The Hojjatieh sect of Shia Islam borrowed the Egyptian number twelve for their apocalyptic Twelfth Imam. The Muslims appropriated the Jewish founder Abraham as their patriarch and recognized Jesus as a prophet but not the divine son of God. The Muslims borrowed the Jewish/Christian messenger angel Gabriel saying he whispered the words of the Koran into Muhammad’s ear.
Summary
The ancient Hebrew religious thinkers and leaders accepted as fact the Egyptian myths of a Supreme Being and a human soul because they were intellectually the smartest common sense answers, and emotionally the most optimistic motivators of the time. Since the Hebrews established their religion 2000 years after the Egyptians, the Hebrews were more realistically grounded: they eliminated the pantheon of gods, the animals and the pornography, and developed the concept of one omnipotent, omniscient god. The Muslims followed their example believing in just one god while the Christians held on to the ancient Egyptian concept of the Trinity in modified form.
The prehistoric pagans of 5,000-year-ago Egypt borrowed their basic idea of a spirit world from 10,000-year-ago hunter-gatherers who in turn inherited it from 35,000-year-ago cavemen, preparing ancient Hebrews, Christians and Muslims to mistakenly perceive many natural events as miraculous happenings. With so many borrowed ideas (from cavemen, hunter-gatherers, Babylonians, Egyptians), and so many misinterpretations, Genesis, the Gospels, and the Koran, cannot be considered the word of god. That is the history of the idea of god and other religious beliefs.
Conclusion
Today nobody would believe in the Egyptian religion because it contradicts what we understand about the world around us: gods don’t swallow the sun and birds can’t bring anything back to life. These blatant misinterpretations of Nature discredit the validity of the pagans’ core Super-Natural beliefs: a Supreme Being, a human soul, and heaven and hell. If they could be so wrong about the obvious, how could they be right about the obscure?

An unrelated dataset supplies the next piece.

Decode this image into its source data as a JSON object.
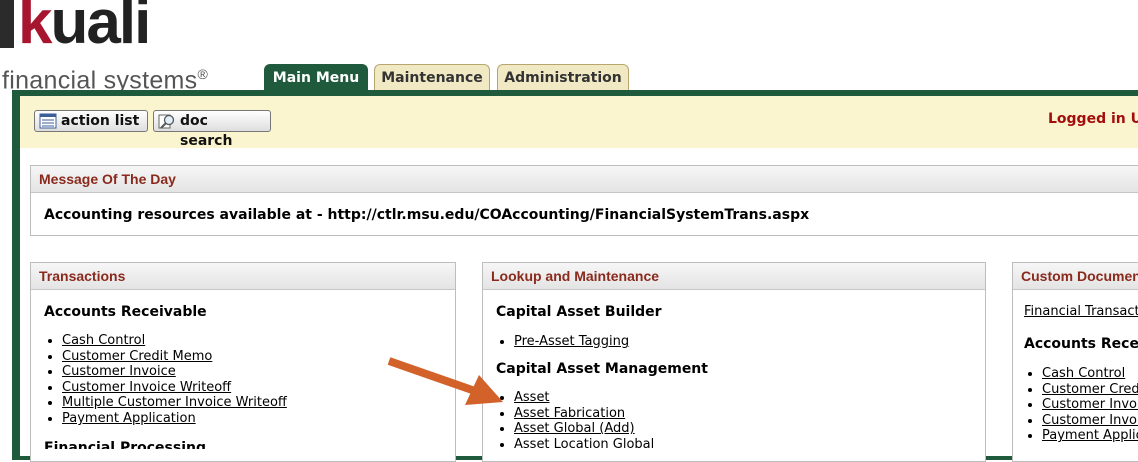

These four Egyptian supernatural beliefs are as frivolous as the Babylonian giants, and acquire substance in only one context: the weird, imaginary Egyptian religion. All of the Egyptians’ fanciful beliefs are just fuzzy thinking; to believe in something that science cannot verify to exist runs the risk of believing in nothing at all.
Over the last 400 years as science explained the mysteries of the universe, the mysticism of religion should have declined. As we figured out the mechanisms of Nature, faith in Super-Natural miracle should have declined. As human self-confidence grew through science and technology, reliance on prayer should have declined. As modern scientific insight made more and more sense out of the universe (with quantum mechanics, Einstein’s relativity, the Big Bang, evolution, and our expanding universe), all ancient religious beliefs should have become obsolete because they are no longer needed to explain our universe, they are no longer needed to define us humans, they just no longer make sense.
Yet curiously people today do believe in the four superstitions of religion: god, soul, heaven, and hell. Apparently their origin has been erased by time. Would modern day Jews, Christians and Muslims discontinue belief in these four superstitions if they realized their dubious origin: Ice-Age cavemen, wandering hunter-gatherers and pagans? Or is faith an unreasonable emotion?